The Rame peninsula near the border with Devon is next with 29 per cent, with St Ives on 24 per cent.

The high interest in second homes comes despite the St Ives referendum in 2016 which ended with a strong majority to ban the sale of future new-build houses and flats in the port to second homers. 

Similar measures have been backed in more recent times at St Minver - an area near Padstow which includes Rock - and the Rame peninsula; plans are afoot to vote soon on the issue in Mevagissey, too. 

Meanwhile the Cornwall Community Foundation, a charity set up in 2003 seeking to improve education and alleviate poverty in the county, is adopting a more novel approach to managing the effects of high levels of holiday ownership. 

It encourages such buyers to make a donation towards a range of community projects.
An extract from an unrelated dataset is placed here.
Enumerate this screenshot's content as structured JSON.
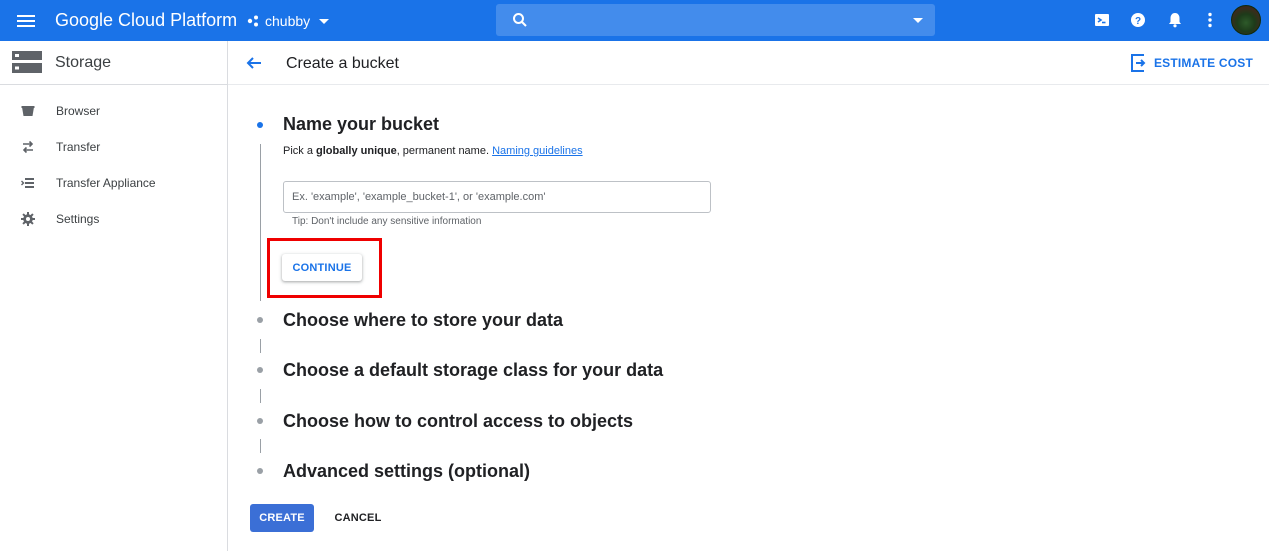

In 2016 broadcaster and hotelier Alex Polizzi, herself a second home owner in the county, launched the initiative with a £5,000 donation.

The John Bray estate agency - which has branches on Rock and in another nearby Cornish second home enclave, Port Isaac -  backs the CCF initiative.

“By letting out their homes they encourage visitors who spend locally. No one wants a ghost village without facilities” says Jo Ashby, a partner in the John Bray agency. 

The firm calculates that 60 per cent of second home owners in parts of Cornwall let their properties to holidaymakers.